Published on April 10, 2020

NCSHA Washington Report-April-10-2020

Federal economic policymakers are focused for good reason on the families, businesses, and industries already crippled by the COVID-19 pandemic. The urgent question is whether they’ll apply the main public health lesson of the crisis and try to get ahead of more widespread harm that’s clearly coming, including a major housing market disruption.

Former Freddie Mac CEO Don Layton recently warned “several components of the country’s $10 trillion-plus mortgage system have already begun to (or may soon) buckle under the financial and economic stress caused by the pandemic.” The Urban Institute forecasts that, even with widespread mortgage and rent forbearance policies in effect, 29 million households may need as much as $162 billion in housing assistance over the next six months. Those same forbearance measures will mean mortgage servicers will have to cover between $3 billion and $13 billion a month in unpaid funds from borrowers, according to Black Knight.

FHFA Director Mark Calabria this week blew off the growing concerns of an industry that’s central to the housing system. “I’ve seen zero [evidence] to suggest that there’s a systemic crisis across the nonbank servicers,” he told the Wall Street Journal. “If this goes on for a year, maybe. But I think the frustration here is a lot of just misrepresentation.”

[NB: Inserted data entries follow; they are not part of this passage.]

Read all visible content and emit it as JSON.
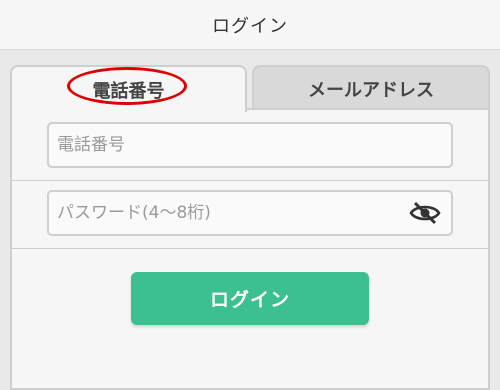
{
  "header": {
    "title": "ログイン"
  },
  "tabs": [
    {
      "label": "電話番号",
      "active": true
    },
    {
      "label": "メールアドレス",
      "active": false
    }
  ],
  "form": {
    "phone": {
      "value": "",
      "placeholder": "電話番号"
    },
    "password": {
      "value": "",
      "placeholder": "パスワード(4〜8桁)",
      "toggle_icon": "eye-slash-icon"
    },
    "submit_label": "ログイン"
  },
  "colors": {
    "accent": "#3cc08f",
    "highlight_annotation": "#e10000"
  }
}
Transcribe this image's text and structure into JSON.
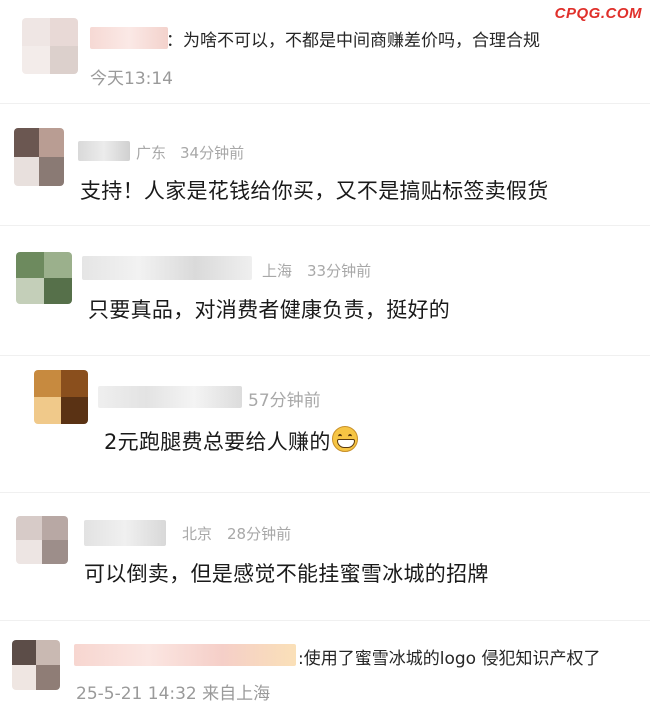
{
  "watermark": "CPQG.COM",
  "comments": [
    {
      "inline_text": "：为啥不可以，不都是中间商赚差价吗，合理合规",
      "time": "今天13:14",
      "avatar_colors": [
        "#efe6e4",
        "#e8d9d6",
        "#f3ecea",
        "#dcd0cc"
      ]
    },
    {
      "location": "广东",
      "ago": "34分钟前",
      "text": "支持！人家是花钱给你买，又不是搞贴标签卖假货",
      "avatar_colors": [
        "#6b5751",
        "#b99d93",
        "#e8e0dd",
        "#8a7a74"
      ]
    },
    {
      "location": "上海",
      "ago": "33分钟前",
      "text": "只要真品，对消费者健康负责，挺好的",
      "avatar_colors": [
        "#6d8a5e",
        "#9bb08c",
        "#c4cfb9",
        "#56704a"
      ]
    },
    {
      "ago": "57分钟前",
      "text": "2元跑腿费总要给人赚的",
      "emoji": "grinning-face",
      "avatar_colors": [
        "#c78a3f",
        "#8a4f1d",
        "#f0c98a",
        "#5a3214"
      ]
    },
    {
      "location": "北京",
      "ago": "28分钟前",
      "text": "可以倒卖，但是感觉不能挂蜜雪冰城的招牌",
      "avatar_colors": [
        "#d7cbc8",
        "#b8a8a4",
        "#ede5e3",
        "#9d8e8a"
      ]
    },
    {
      "inline_text": ":使用了蜜雪冰城的logo 侵犯知识产权了",
      "time": "25-5-21 14:32 来自上海",
      "avatar_colors": [
        "#5c4d48",
        "#c9b9b2",
        "#efe6e2",
        "#8f7d76"
      ]
    }
  ]
}
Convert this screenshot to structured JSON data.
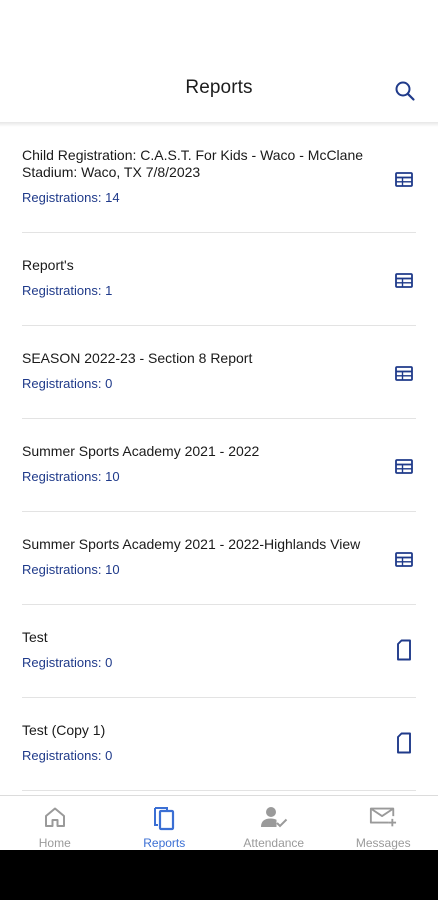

Fortunately, there’s growing bipartisan opposition to taking such a “wait-and-see” attitude. Senate Banking Committee Chairman Crapo (R-ID) and House Financial Services Committee Chairwoman Waters (D-CA) have each asked the Fed and Treasury to elevate mortgage servicing as a priority. A group of senators, four Republicans and three Democrats, led by Senator Warner (D-VA) wrote a letter with a similar message and added that FHFA “should ensure their policies mitigate, not increase, the liquidity demands facing servicers, consistent with the GSEs’ mandate to serve all markets at all times.”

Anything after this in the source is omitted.